Un système égalitaire qui n’est toutefois pas gratuit. Sans le savoir, chaque assuré dispose dans son contrat habitation d’une extension obligatoire. Une condition qui donne naissance à une surprime de l’ordre de 12% du tarifs de l’assurance.

La mutualisation ou le principe du “chacun pour tous et tous pour un”

Aujourd’hui ce système de mutualisation est décrié par un grand nombre de Français. Ils ne veulent pas enregistrer de hausses de tarifs à cause des sinistrés alors que, eux, n’ont subi aucun dégâts, chez eux, à l’autre bout de l’hexagone. Dans un sondage réalisé par le Journal Télévisé 19:45 de M6 fin janvier, 60% des interrogés déclaraient ne pas vouloir assumer pour les bretons victimes des intempéries. Une réaction qui témoigne de l’agacement éprouvé par les consommateurs. “La mutualisation est aujourd’hui trop excessive.
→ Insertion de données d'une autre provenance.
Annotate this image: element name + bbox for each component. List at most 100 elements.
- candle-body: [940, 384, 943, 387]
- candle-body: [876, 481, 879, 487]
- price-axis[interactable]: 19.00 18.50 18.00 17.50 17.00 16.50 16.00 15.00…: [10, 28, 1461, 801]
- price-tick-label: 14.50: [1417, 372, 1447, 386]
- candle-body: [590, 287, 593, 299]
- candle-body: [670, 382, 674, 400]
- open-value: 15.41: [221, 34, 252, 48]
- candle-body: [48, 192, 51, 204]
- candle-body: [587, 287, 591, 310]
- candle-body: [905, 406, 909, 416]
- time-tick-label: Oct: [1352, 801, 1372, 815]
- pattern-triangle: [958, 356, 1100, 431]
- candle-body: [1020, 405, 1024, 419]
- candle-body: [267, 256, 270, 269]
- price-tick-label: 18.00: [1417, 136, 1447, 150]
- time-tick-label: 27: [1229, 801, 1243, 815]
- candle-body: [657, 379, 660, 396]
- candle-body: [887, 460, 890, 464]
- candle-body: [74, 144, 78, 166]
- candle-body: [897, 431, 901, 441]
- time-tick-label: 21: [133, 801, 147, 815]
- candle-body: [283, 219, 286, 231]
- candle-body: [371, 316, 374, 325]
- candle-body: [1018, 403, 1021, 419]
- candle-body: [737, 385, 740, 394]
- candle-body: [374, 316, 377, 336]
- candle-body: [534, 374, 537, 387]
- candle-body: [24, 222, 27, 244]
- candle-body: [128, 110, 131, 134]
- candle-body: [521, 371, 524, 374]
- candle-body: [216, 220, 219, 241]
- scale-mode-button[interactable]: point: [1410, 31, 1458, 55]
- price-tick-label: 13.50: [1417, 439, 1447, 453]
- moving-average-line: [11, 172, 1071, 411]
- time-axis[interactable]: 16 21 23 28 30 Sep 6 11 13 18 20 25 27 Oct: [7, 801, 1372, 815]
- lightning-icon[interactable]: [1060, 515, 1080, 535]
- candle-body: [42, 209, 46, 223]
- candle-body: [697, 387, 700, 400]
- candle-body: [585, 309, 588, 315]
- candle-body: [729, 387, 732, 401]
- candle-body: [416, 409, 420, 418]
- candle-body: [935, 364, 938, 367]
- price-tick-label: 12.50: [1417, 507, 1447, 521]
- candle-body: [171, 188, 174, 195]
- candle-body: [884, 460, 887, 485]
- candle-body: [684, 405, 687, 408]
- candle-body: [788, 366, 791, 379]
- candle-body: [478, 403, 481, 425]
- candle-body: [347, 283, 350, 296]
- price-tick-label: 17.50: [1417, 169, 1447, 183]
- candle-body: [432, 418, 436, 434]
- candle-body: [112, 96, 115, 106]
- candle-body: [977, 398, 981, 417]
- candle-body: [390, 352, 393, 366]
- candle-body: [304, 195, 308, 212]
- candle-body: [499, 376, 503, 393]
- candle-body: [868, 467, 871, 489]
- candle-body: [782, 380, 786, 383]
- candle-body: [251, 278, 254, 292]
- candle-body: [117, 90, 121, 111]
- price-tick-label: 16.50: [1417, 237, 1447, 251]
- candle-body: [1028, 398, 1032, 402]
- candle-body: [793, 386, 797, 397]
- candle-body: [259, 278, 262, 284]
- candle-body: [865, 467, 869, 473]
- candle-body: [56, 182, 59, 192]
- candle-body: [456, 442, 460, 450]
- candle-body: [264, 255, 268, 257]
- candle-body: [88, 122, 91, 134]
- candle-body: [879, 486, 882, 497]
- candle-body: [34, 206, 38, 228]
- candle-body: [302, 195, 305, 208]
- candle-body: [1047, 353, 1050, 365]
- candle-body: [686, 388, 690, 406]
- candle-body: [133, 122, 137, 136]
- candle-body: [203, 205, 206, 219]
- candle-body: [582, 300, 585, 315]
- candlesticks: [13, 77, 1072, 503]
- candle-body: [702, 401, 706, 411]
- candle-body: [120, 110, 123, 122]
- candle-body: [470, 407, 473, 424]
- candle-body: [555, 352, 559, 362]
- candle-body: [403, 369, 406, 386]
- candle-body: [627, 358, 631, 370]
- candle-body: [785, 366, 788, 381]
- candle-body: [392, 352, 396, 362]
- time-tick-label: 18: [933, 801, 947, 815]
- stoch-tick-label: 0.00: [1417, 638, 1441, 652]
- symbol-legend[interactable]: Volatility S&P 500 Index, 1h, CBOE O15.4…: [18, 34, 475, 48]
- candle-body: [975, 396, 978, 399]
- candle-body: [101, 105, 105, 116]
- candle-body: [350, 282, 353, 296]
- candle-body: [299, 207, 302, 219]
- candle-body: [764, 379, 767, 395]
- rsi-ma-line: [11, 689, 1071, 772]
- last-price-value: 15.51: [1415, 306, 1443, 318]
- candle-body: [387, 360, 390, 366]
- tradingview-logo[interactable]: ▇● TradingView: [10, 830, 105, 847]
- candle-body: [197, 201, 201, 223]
Tout le monde paie approximativement la même chose qu’il soit en maison, en studio, qu’il habite une résidence neuve ou un immeuble ancien, qu’il soit situé au rez de chaussée et donc plus sujets aux cambriolages ou qu’il soit au dernier étage” indique Cyrille Chartier-Kastler, président-fondateur de Facts & Figures

Le problème étant que de nombreux Français sont bien plus exposés aux risques (zones inondables, zones sujettes au vent) que d’autres. Est-il alors légitime que par exemple des parisiens à qui il n’arrive concrètement jamais rien paient pour les bretons fréquemment sous les eaux ? “La profession devrait poser les choses sur la table, y réfléchir et oser modifier ce régime qui est à bout de souffle” recommande Cyrille Chartier-Kastler.

Vers une future tarification individuelle ?

Si un système de tarification individuelle (appelé également segmentation) était mise en place comme en auto ou en santé, certains pourraient voir le tarif de leur assurance habitation grimper en flèche avec “une hausse allant de 20% à 100%, mais qui correspondra au juste prix. Seuls qui sont plus exposés aux cambriolages, aux vols, aux dégâts des eaux devront en assumer la charge” déclare Cyrille Chartier-Kastler

Mais selon Stéphane Penet de la FFSA ou Stéphane Chappellier, associé et responsable du pôle IARD chez Actuaris: “il apparait inenvisageable qu’une segmentation soit pratiquée, puisque tout le principe de solidarité repose justement sur la mutualisation. L’idée était d’établir un taux commun pour tout le territoire, quelque soit la prédisposition des risques, pour chacun dispose des mêmes chances de réparations et de dédommagements face à l’épreuve. En l’état actuel, si le taux doit augmenter, il augmentera pour tout le monde dans la même mesure, mais la segmentation ne verra pas le jour” conclut l’actuaire.